La regola ormai è chiara: metti una buona causa nelle mani di Salvini e quella causa, improvvisamente, in un istante, diventerà persa, sbagliata, controproducente e autolesionistica. La regola potrebbe essere applicata su terreni molteplici (pensate al garantismo: un campione del securitarismo che difende le garanzie fa più o meno lo stesso effetto di un piromane che difende i pompieri) ma quello che vale la pena isolare oggi riguarda ancora il caso drammatico dell’incidente di Mestre. Avete visto cosa ha fatto Salvini. Ha detto, senza sapere ovviamente ancora nulla dell’accaduto, che essendo l’autobus precipitato un autobus elettrico occorre fare una riflessione sui pericoli portati dai veicoli elettrici. Nella logica trucista, dire elettrico significa dire green, dire green significa dire Europa, dire Europa significa dire sinistra e scagliarsi, senza prove, contro l’elettrico significa, deve aver pensato il nostro vicepremier, offrire ai propri follower una ragione semplice per indignarsi contro tutto ciò che la Lega combatte.

 

Più che riflettere sul tratto da speculatore del leader leghista, ciò su cui vale la pena ragionare riguarda tre aspetti. Il primo punto è: i veicoli elettrici sono davvero più pericolosi di quelli non elettrici? Un sito specializzato (D.Move.it) ha fatto i calcoli. In Norvegia, dove i veicoli elettrici rappresentano il 20 per cento del parco circolante, nell’anno in corso i numeri sono questi: ogni 100 mila veicoli si sono registrati 17 incendi di auto con motore a combustione contro gli 0,7 di auto elettriche. Proporzione simile negli Stati Uniti: ogni 100.000 veicoli, 25 sono gli incendi che hanno riguardato auto elettriche, contro i 1.530 di auto a benzina.
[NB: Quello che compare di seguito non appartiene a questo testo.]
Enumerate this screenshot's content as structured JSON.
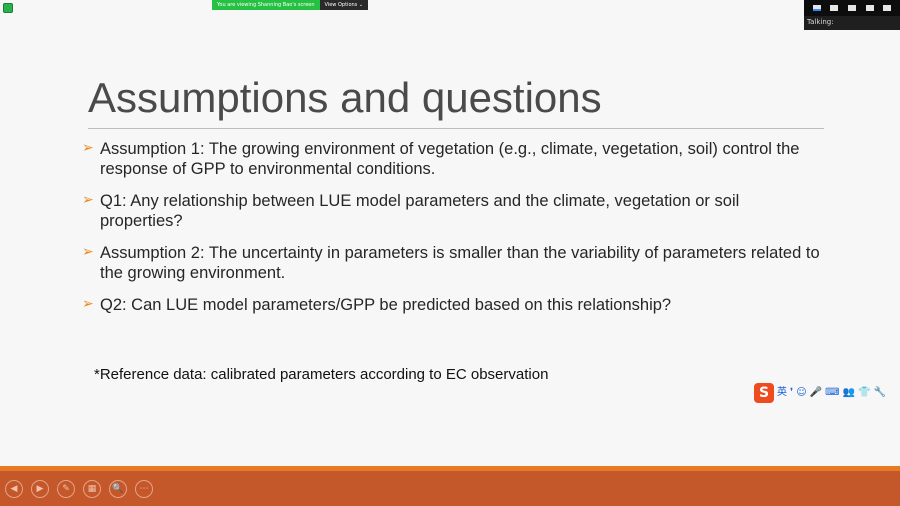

E in definitiva la probabilità che un’auto elettrica per passeggeri prenda fuoco è dello 0,0012 per cento contro lo 0,1 per cento di quelle con motore termico (dati Ev Firesafe, agenzia del dipartimento della Difesa australiano, che monitora gli incendi che coinvolgono mezzi elettrici a livello globale). Il dato è testimoniato anche dai trend dei costi delle assicurazioni. L’Rc media in Italia è di circa 310 euro (dato 2022) e il prezzo medio per assicurare un veicolo a zero emissioni si aggira intorno ai 230.295 euro (dati LeasePlan).
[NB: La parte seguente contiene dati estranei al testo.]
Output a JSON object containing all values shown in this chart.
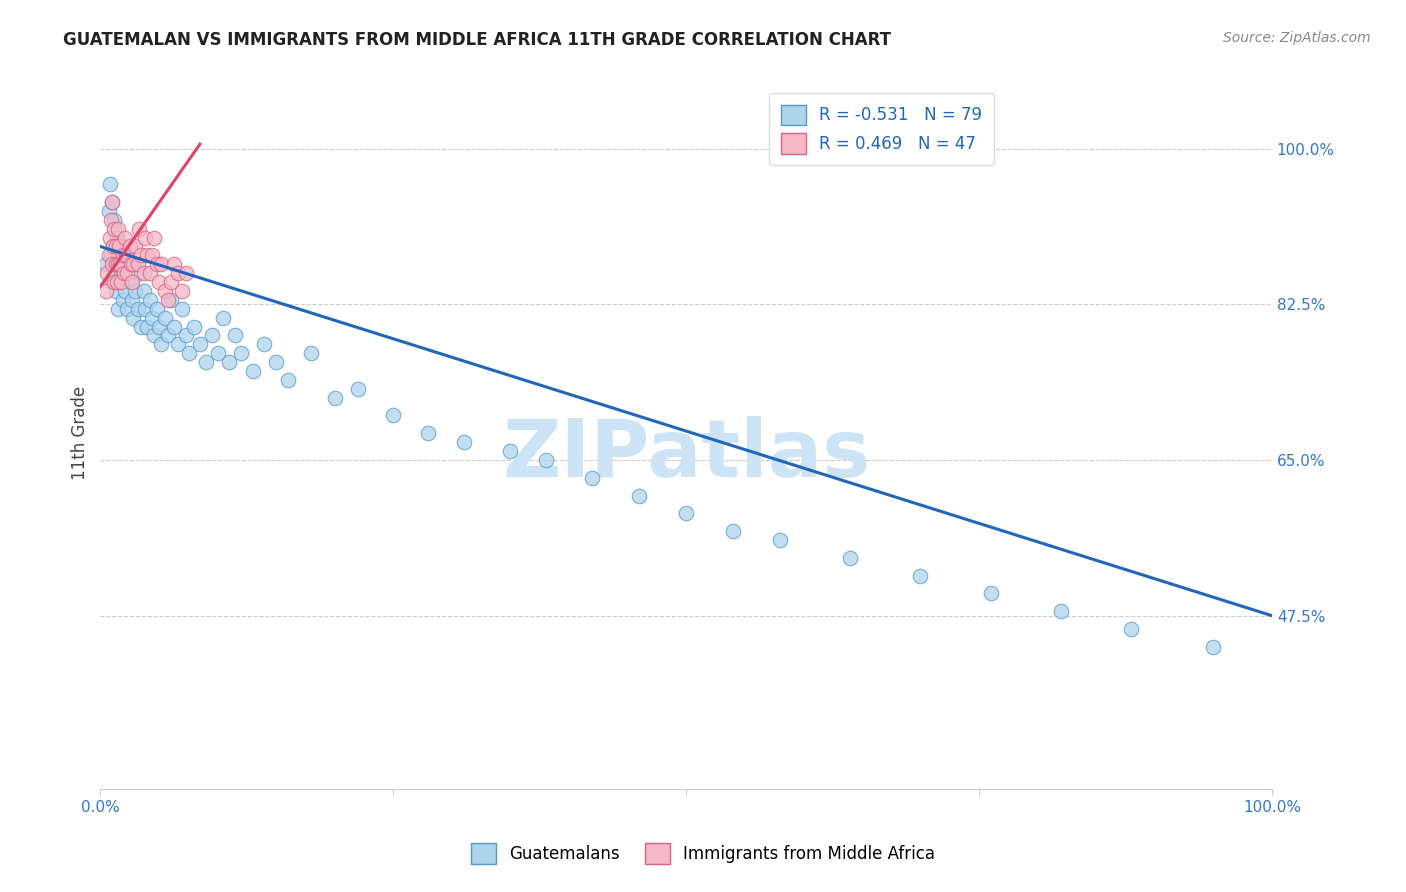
{
  "title": "GUATEMALAN VS IMMIGRANTS FROM MIDDLE AFRICA 11TH GRADE CORRELATION CHART",
  "source": "Source: ZipAtlas.com",
  "ylabel": "11th Grade",
  "xlim": [
    0.0,
    1.0
  ],
  "ylim": [
    0.28,
    1.08
  ],
  "yticks_right": [
    1.0,
    0.825,
    0.65,
    0.475
  ],
  "ytick_labels_right": [
    "100.0%",
    "82.5%",
    "65.0%",
    "47.5%"
  ],
  "r_blue": -0.531,
  "n_blue": 79,
  "r_pink": 0.469,
  "n_pink": 47,
  "blue_color": "#aed4ec",
  "pink_color": "#f4b8c8",
  "blue_edge_color": "#5599cc",
  "pink_edge_color": "#d96080",
  "blue_line_color": "#2266bb",
  "pink_line_color": "#dd4466",
  "watermark": "ZIPatlas",
  "watermark_color": "#cce4f5",
  "blue_scatter_x": [
    0.005,
    0.007,
    0.008,
    0.009,
    0.01,
    0.01,
    0.011,
    0.012,
    0.012,
    0.013,
    0.013,
    0.014,
    0.015,
    0.015,
    0.016,
    0.017,
    0.018,
    0.019,
    0.02,
    0.021,
    0.022,
    0.023,
    0.025,
    0.026,
    0.027,
    0.028,
    0.03,
    0.032,
    0.033,
    0.035,
    0.037,
    0.038,
    0.04,
    0.042,
    0.044,
    0.046,
    0.048,
    0.05,
    0.052,
    0.055,
    0.058,
    0.06,
    0.063,
    0.066,
    0.07,
    0.073,
    0.076,
    0.08,
    0.085,
    0.09,
    0.095,
    0.1,
    0.105,
    0.11,
    0.115,
    0.12,
    0.13,
    0.14,
    0.15,
    0.16,
    0.18,
    0.2,
    0.22,
    0.25,
    0.28,
    0.31,
    0.35,
    0.38,
    0.42,
    0.46,
    0.5,
    0.54,
    0.58,
    0.64,
    0.7,
    0.76,
    0.82,
    0.88,
    0.95
  ],
  "blue_scatter_y": [
    0.87,
    0.93,
    0.96,
    0.88,
    0.94,
    0.85,
    0.89,
    0.87,
    0.92,
    0.86,
    0.84,
    0.9,
    0.88,
    0.82,
    0.87,
    0.85,
    0.89,
    0.83,
    0.86,
    0.84,
    0.88,
    0.82,
    0.87,
    0.85,
    0.83,
    0.81,
    0.84,
    0.82,
    0.86,
    0.8,
    0.84,
    0.82,
    0.8,
    0.83,
    0.81,
    0.79,
    0.82,
    0.8,
    0.78,
    0.81,
    0.79,
    0.83,
    0.8,
    0.78,
    0.82,
    0.79,
    0.77,
    0.8,
    0.78,
    0.76,
    0.79,
    0.77,
    0.81,
    0.76,
    0.79,
    0.77,
    0.75,
    0.78,
    0.76,
    0.74,
    0.77,
    0.72,
    0.73,
    0.7,
    0.68,
    0.67,
    0.66,
    0.65,
    0.63,
    0.61,
    0.59,
    0.57,
    0.56,
    0.54,
    0.52,
    0.5,
    0.48,
    0.46,
    0.44
  ],
  "pink_scatter_x": [
    0.005,
    0.006,
    0.007,
    0.008,
    0.009,
    0.01,
    0.01,
    0.011,
    0.012,
    0.012,
    0.013,
    0.013,
    0.014,
    0.015,
    0.015,
    0.016,
    0.017,
    0.018,
    0.019,
    0.02,
    0.021,
    0.022,
    0.023,
    0.025,
    0.026,
    0.027,
    0.028,
    0.03,
    0.032,
    0.033,
    0.035,
    0.037,
    0.038,
    0.04,
    0.042,
    0.044,
    0.046,
    0.048,
    0.05,
    0.052,
    0.055,
    0.058,
    0.06,
    0.063,
    0.066,
    0.07,
    0.073
  ],
  "pink_scatter_y": [
    0.84,
    0.86,
    0.88,
    0.9,
    0.92,
    0.94,
    0.87,
    0.89,
    0.91,
    0.85,
    0.87,
    0.89,
    0.85,
    0.87,
    0.91,
    0.89,
    0.87,
    0.85,
    0.88,
    0.86,
    0.9,
    0.88,
    0.86,
    0.89,
    0.87,
    0.85,
    0.87,
    0.89,
    0.87,
    0.91,
    0.88,
    0.86,
    0.9,
    0.88,
    0.86,
    0.88,
    0.9,
    0.87,
    0.85,
    0.87,
    0.84,
    0.83,
    0.85,
    0.87,
    0.86,
    0.84,
    0.86
  ],
  "blue_line_x": [
    0.0,
    1.0
  ],
  "blue_line_y": [
    0.89,
    0.475
  ],
  "pink_line_x": [
    0.0,
    0.085
  ],
  "pink_line_y": [
    0.845,
    1.005
  ]
}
Ci sarebbero mille modi diversi per ragionare sul futuro rischioso dell’auto elettrica. Si potrebbe ragionare su cosa rischia l’Europa a investire in modo ideologico sull’elettrico senza essere ancora indipendente dalla Cina sulle materie prime necessarie alla costruzione di un veicolo a impatto zero (rispetto ai materiali necessari per la costruzione di una batteria elettrica, la Cina controlla il 56 per cento della capacità globale di litio raffinato, il 60 per cento di cobalto raffinato, il 58 per cento di manganese raffinato). Si potrebbe ragionare su cosa rischiano le democrazie occidentali a investire in modo frettoloso sull’elettrico guidati unicamente dalla necessità di dover fare i conti con il proprio senso di colpa sul clima (l’Ue, che rappresenta circa il 19 per cento del pil mondiale, produce l’8 per cento dei gas serra globali). Salvini ha scelto invece di seguire una strada precisa. Speculare sui fatti di cronaca per ragionare su cause giuste miscelando considerazioni sparate a caso, statistiche non verificate, algoritmo della gogna e convinzione che essere conservatori oggi debba necessariamente coincidere con la difesa luddista dello status quo. Metti una buona causa nelle mani di Salvini e quella causa, improvvisamente diventerà persa, e persino autolesionista.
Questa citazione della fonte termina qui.